I fancy myself esaurita at times. I went to a psychic and without providing her any information she told me: "Sometimes your nerves are on edge."

 

It is telling to me that the stigma is universal: cuts across all cultures.

 

I told the audience that the number-one reason I recovered as fully as I have is that my mother drove me to the hospital within 24 hours of my breakdown. She knew something was wrong and didn't care how it looked so took immediate action.

 

Her one courageous act made all the difference in my life.

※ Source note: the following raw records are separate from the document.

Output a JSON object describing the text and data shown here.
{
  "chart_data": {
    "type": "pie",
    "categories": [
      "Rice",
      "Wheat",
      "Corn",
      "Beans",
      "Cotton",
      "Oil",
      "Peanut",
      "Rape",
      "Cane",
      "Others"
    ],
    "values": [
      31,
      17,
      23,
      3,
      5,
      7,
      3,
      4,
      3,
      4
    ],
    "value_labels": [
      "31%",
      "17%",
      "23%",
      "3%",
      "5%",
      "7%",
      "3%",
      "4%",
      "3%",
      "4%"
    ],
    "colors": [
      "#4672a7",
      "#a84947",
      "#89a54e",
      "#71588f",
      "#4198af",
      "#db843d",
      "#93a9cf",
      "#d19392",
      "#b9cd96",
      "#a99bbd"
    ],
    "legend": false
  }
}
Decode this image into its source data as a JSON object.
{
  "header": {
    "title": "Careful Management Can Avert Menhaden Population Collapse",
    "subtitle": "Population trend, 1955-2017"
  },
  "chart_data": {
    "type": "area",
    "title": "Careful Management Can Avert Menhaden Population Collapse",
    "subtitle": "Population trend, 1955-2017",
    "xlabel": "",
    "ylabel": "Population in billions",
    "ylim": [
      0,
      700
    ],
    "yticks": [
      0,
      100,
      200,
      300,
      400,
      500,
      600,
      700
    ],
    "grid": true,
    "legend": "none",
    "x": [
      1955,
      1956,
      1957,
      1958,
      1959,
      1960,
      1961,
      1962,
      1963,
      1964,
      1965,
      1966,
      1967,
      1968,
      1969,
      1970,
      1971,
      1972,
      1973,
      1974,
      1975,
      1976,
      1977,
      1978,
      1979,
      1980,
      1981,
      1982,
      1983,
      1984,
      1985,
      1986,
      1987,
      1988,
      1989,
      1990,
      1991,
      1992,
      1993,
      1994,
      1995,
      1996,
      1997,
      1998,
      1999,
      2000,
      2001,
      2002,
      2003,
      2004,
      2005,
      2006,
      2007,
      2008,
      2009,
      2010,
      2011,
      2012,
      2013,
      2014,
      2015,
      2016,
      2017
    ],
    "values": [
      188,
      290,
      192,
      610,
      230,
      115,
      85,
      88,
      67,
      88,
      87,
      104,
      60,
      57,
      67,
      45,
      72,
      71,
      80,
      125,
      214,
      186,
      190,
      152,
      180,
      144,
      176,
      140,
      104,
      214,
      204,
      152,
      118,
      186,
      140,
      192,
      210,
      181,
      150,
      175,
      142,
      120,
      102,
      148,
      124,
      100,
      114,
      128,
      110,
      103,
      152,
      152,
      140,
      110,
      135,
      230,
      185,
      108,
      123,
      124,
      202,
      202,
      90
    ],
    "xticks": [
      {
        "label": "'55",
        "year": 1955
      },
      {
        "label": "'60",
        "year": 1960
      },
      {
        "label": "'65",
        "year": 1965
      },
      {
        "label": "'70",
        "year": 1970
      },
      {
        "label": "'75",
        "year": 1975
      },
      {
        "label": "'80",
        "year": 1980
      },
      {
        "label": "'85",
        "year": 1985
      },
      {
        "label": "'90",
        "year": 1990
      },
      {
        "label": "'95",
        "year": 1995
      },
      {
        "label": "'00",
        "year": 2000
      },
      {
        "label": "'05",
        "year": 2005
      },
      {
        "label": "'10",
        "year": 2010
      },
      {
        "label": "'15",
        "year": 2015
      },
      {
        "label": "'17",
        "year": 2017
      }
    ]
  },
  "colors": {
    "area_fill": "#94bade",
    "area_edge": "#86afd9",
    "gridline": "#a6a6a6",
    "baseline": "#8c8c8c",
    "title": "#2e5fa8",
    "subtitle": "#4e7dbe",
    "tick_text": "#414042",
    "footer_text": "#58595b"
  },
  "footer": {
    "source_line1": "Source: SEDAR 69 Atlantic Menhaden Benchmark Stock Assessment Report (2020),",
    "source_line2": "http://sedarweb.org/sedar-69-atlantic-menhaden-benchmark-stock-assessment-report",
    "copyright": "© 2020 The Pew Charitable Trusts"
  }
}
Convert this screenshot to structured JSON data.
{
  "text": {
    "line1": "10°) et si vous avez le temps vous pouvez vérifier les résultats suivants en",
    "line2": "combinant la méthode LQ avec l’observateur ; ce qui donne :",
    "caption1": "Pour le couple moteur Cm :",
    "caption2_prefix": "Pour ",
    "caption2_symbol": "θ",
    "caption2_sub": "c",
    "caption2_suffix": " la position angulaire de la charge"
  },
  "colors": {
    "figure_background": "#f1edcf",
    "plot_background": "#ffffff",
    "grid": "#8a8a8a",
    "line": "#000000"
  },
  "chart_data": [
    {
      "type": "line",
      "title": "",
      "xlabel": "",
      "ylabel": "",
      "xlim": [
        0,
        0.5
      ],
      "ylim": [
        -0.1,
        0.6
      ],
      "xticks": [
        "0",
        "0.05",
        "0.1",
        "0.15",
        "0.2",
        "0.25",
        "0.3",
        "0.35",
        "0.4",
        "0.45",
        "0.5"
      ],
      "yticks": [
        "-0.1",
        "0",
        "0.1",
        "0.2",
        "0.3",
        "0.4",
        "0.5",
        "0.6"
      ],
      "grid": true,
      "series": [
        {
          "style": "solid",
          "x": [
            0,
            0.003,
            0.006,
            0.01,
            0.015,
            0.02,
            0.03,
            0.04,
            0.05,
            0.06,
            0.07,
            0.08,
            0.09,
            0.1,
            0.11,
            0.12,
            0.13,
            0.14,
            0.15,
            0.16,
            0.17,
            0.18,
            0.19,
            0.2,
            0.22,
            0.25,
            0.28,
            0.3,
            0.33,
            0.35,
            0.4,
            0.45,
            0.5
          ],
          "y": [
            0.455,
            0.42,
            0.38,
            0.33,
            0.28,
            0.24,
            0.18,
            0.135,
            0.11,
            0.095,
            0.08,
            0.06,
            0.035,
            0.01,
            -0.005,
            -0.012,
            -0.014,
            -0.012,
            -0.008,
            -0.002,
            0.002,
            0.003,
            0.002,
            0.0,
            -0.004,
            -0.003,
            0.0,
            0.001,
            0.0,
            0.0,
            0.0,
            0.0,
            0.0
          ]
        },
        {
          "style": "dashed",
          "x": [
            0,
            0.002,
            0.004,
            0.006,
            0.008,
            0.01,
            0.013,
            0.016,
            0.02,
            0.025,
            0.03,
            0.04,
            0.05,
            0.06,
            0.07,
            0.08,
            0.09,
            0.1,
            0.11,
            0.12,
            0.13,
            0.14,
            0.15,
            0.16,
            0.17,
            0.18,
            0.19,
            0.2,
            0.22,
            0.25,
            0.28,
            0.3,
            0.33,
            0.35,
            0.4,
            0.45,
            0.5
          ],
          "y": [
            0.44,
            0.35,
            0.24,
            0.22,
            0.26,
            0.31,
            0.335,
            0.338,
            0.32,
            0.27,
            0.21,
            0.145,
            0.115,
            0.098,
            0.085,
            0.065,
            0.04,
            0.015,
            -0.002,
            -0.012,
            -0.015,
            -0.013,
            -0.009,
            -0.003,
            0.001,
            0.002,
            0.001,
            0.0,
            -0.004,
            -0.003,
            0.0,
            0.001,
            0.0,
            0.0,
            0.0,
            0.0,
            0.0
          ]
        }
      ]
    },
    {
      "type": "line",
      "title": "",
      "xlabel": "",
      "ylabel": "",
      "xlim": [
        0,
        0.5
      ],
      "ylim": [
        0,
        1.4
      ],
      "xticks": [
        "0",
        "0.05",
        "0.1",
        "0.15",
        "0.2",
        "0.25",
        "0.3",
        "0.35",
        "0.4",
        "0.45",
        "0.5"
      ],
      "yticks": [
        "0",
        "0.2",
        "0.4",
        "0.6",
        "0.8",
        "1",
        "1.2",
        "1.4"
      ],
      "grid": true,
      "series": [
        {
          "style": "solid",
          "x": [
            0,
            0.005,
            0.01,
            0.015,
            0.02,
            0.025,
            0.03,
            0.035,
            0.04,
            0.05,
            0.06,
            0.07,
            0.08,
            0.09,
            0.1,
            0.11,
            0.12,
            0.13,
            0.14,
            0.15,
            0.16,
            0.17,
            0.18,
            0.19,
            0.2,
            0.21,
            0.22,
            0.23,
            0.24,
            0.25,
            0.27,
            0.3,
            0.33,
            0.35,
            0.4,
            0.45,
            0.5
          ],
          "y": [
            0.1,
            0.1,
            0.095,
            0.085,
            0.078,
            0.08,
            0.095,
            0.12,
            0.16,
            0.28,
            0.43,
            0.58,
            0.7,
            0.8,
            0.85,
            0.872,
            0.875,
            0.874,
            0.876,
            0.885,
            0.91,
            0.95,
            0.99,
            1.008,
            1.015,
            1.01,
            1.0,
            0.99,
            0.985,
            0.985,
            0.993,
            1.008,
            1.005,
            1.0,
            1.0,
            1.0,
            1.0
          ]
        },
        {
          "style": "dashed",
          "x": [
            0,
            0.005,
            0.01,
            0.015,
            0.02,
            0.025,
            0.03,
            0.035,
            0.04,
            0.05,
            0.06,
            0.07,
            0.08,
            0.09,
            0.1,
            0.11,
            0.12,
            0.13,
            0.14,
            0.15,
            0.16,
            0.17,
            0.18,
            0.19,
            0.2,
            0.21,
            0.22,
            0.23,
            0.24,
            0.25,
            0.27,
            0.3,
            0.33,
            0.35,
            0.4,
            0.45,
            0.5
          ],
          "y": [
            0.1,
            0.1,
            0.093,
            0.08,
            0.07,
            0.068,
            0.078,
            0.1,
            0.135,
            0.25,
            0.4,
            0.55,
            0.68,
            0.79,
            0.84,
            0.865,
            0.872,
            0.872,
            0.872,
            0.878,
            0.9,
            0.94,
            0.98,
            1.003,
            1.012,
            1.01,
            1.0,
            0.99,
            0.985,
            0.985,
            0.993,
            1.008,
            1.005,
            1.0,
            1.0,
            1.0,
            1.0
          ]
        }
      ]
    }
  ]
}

Once I returned home from the hospital she paid for me to see a therapist privately who was also Italian American. During the Q&A, I commented on how the therapist was Italian yet that was only a coincidence and my heritage wasn't talked about during our sessions.

 

My parents came to visit me every day in the hospital. My brother visited me once and my twin aunts showed up at visiting hour too. The first Christmas Eve after I got out was celebrated liked it was every year since I was a kid: owing to my maternal grandmother's Neapolitan roots we feasted on fish. Hence the tradition is called in Italian families The Night of the Seven Fishes. We are lucky we can afford the lobster that is the entrée.


Nobody in the room that night talked about my breakdown. I could only wonder what my mother told my cousins and the others when I did not attend my Grandpa's funeral because I was in the hospital. He was in a coma, hooked up to the respirator in the intensive care unit when I had my breakdown.